The European Commission’s chief banking regulator has insisted the pan-continental group was not responsible for Ireland’s economic crash, saying it is not its job to ensure governments implement the body’s regulation guidelines.

Commission ‘not responsible’ for Irish crash

Mario Nava, the commission’s director for regulation and supervision of financial institutions, and a key official in ensuring economic stability across Europe, issued the denial despite admitting pre-2007 EC protections were sub-standard and failed to protect vulnerable taxpayers.

Speaking during the latest cross-party Oireachtas banking inquiry meeting, the Italian-born expert said the EC has a role in injecting capital into banks and in ensuring suspect behaviour is found out before it is too late.

However, he insisted the group’s responsibility ended as being the “guardian” of international treaties, with legislation reflecting these measures then up to individual countries’ governments.

“Once the law is there we are not the supervisor.

“We are the guardian of the treaty, but not the regulation,” Mr Nava said when questioned by Sinn Féin and Fianna Fáil’s finance spokespeople Pearse Doherty and Michael McGrath.

“I’m not here to accept responsibility. I’m a witness here,” he added.

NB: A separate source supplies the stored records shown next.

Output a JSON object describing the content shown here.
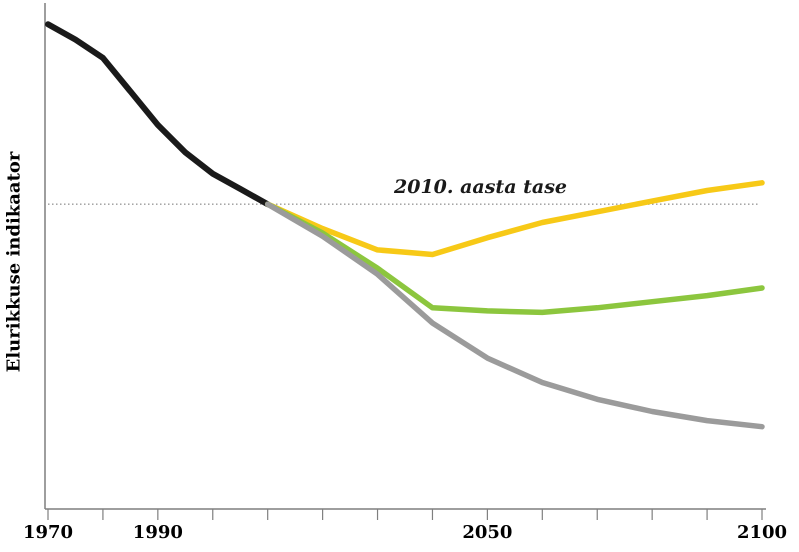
{
  "chart_data": {
    "type": "line",
    "title": "",
    "xlabel": "",
    "ylabel": "Elurikkuse indikaator",
    "legend": "none",
    "grid": "off",
    "x_axis": {
      "range": [
        1970,
        2100
      ],
      "tick_step": 10,
      "labeled_ticks": [
        1970,
        1990,
        2050,
        2100
      ]
    },
    "y_axis": {
      "range": [
        0,
        1.66
      ],
      "ticks": []
    },
    "reference_line": {
      "label": "2010. aasta tase",
      "value": 1.0,
      "style": "dotted",
      "color": "#999999"
    },
    "axis_color": "#7f7f7f",
    "series": [
      {
        "name": "historical-black",
        "color": "#1a1a1a",
        "width": 6,
        "x": [
          1970,
          1975,
          1980,
          1985,
          1990,
          1995,
          2000,
          2005,
          2010
        ],
        "values": [
          1.59,
          1.54,
          1.48,
          1.37,
          1.26,
          1.17,
          1.1,
          1.05,
          1.0
        ]
      },
      {
        "name": "scenario-yellow-recovery",
        "color": "#f7c917",
        "width": 5.5,
        "x": [
          2010,
          2020,
          2030,
          2040,
          2050,
          2060,
          2070,
          2080,
          2090,
          2100
        ],
        "values": [
          1.0,
          0.92,
          0.85,
          0.835,
          0.89,
          0.94,
          0.975,
          1.01,
          1.045,
          1.07
        ]
      },
      {
        "name": "scenario-green-stabilisation",
        "color": "#8cc63e",
        "width": 5.5,
        "x": [
          2010,
          2020,
          2030,
          2040,
          2050,
          2060,
          2070,
          2080,
          2090,
          2100
        ],
        "values": [
          1.0,
          0.905,
          0.79,
          0.66,
          0.65,
          0.645,
          0.66,
          0.68,
          0.7,
          0.725
        ]
      },
      {
        "name": "scenario-gray-decline",
        "color": "#9b9b9b",
        "width": 5.5,
        "x": [
          2010,
          2020,
          2030,
          2040,
          2050,
          2060,
          2070,
          2080,
          2090,
          2100
        ],
        "values": [
          1.0,
          0.895,
          0.77,
          0.61,
          0.495,
          0.415,
          0.36,
          0.32,
          0.29,
          0.27
        ]
      }
    ]
  }
}
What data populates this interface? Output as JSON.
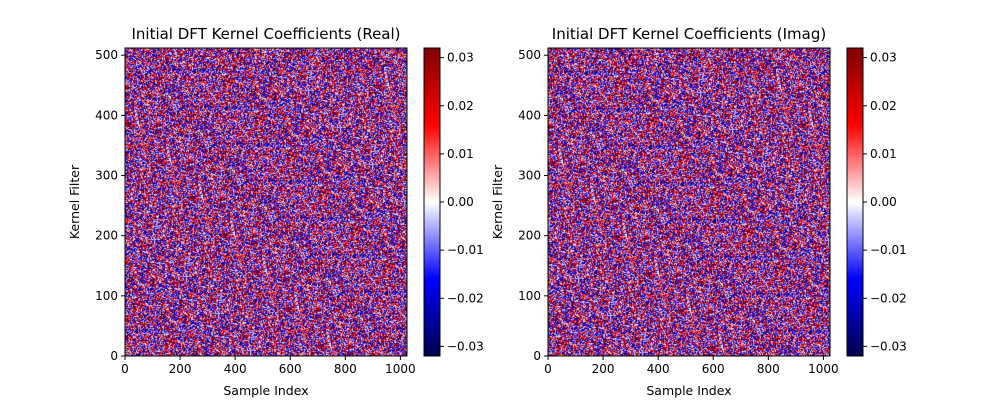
{
  "chart_data": [
    {
      "type": "heatmap",
      "title": "Initial DFT Kernel Coefficients (Real)",
      "xlabel": "Sample Index",
      "ylabel": "Kernel Filter",
      "xlim": [
        0,
        1024
      ],
      "ylim": [
        0,
        512
      ],
      "xticks": [
        0,
        200,
        400,
        600,
        800,
        1000
      ],
      "yticks": [
        0,
        100,
        200,
        300,
        400,
        500
      ],
      "colormap": "seismic",
      "colorbar": {
        "range": [
          -0.032,
          0.032
        ],
        "ticks": [
          -0.03,
          -0.02,
          -0.01,
          0.0,
          0.01,
          0.02,
          0.03
        ],
        "tick_labels": [
          "−0.03",
          "−0.02",
          "−0.01",
          "0.00",
          "0.01",
          "0.02",
          "0.03"
        ]
      },
      "values": "random noise, approximately uniform in [-0.032, 0.032]",
      "grid": false
    },
    {
      "type": "heatmap",
      "title": "Initial DFT Kernel Coefficients (Imag)",
      "xlabel": "Sample Index",
      "ylabel": "Kernel Filter",
      "xlim": [
        0,
        1024
      ],
      "ylim": [
        0,
        512
      ],
      "xticks": [
        0,
        200,
        400,
        600,
        800,
        1000
      ],
      "yticks": [
        0,
        100,
        200,
        300,
        400,
        500
      ],
      "colormap": "seismic",
      "colorbar": {
        "range": [
          -0.032,
          0.032
        ],
        "ticks": [
          -0.03,
          -0.02,
          -0.01,
          0.0,
          0.01,
          0.02,
          0.03
        ],
        "tick_labels": [
          "−0.03",
          "−0.02",
          "−0.01",
          "0.00",
          "0.01",
          "0.02",
          "0.03"
        ]
      },
      "values": "random noise, approximately uniform in [-0.032, 0.032]",
      "grid": false
    }
  ],
  "colors": {
    "colormap_stops": [
      "#00004c",
      "#0000ff",
      "#ffffff",
      "#ff0000",
      "#7f0000"
    ]
  }
}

After being prevented by the inquiry’s chairman, Mr Lynch, from asking Mr Nava if this means the group will “wash your hands” of serious gaps if they are a country-specific regulation problem, Mr Doherty questioned Mr Nava again about whether the group has “no other involvement” in enforcing regulation, which he confirmed.

During the same meeting, Mr Nava told Fine Gael TD Eoghan Murphy that Ireland’s regulatory structures met continental guidelines even as the economic crash was unfolding.

However, answering further questions from Labour senator Susan O’Keeffe about “how confident” he felt in hindsight that the correct regulations were in place at the time on a scale of one to 10, he said it would be “three”.

“We found we had many things to do. It was not by chance we have put in 41 pieces of legislation in five years. At a global level there was an acceptance more needed to be done,” he said.

Mr Nava, who was told by Fine Gael TD Kieran O’Donnell it is not good enough to describe regulation development as “trial and error” because people have suffered the consequences of inaction, insisted significant improvements have been made.

However, he confirmed that currently the single resolution fund — set up to be a safety net for individual banks if they go bust — is short of its €55bn target, and admitted despite the scandals of recent years, the commission is not planning new guidelines to personally fine or jail top bankers for illegal activity, instead of attacking their institutions, as part of moves to discourage a repeat of the crash.

According to Socialist TD and inquiry member Joe Higgins, more than €180bn in fines have been levied against financial institutions in the US, Britain, and Eur-opean Union since the worldwide economic crisis began in 2008.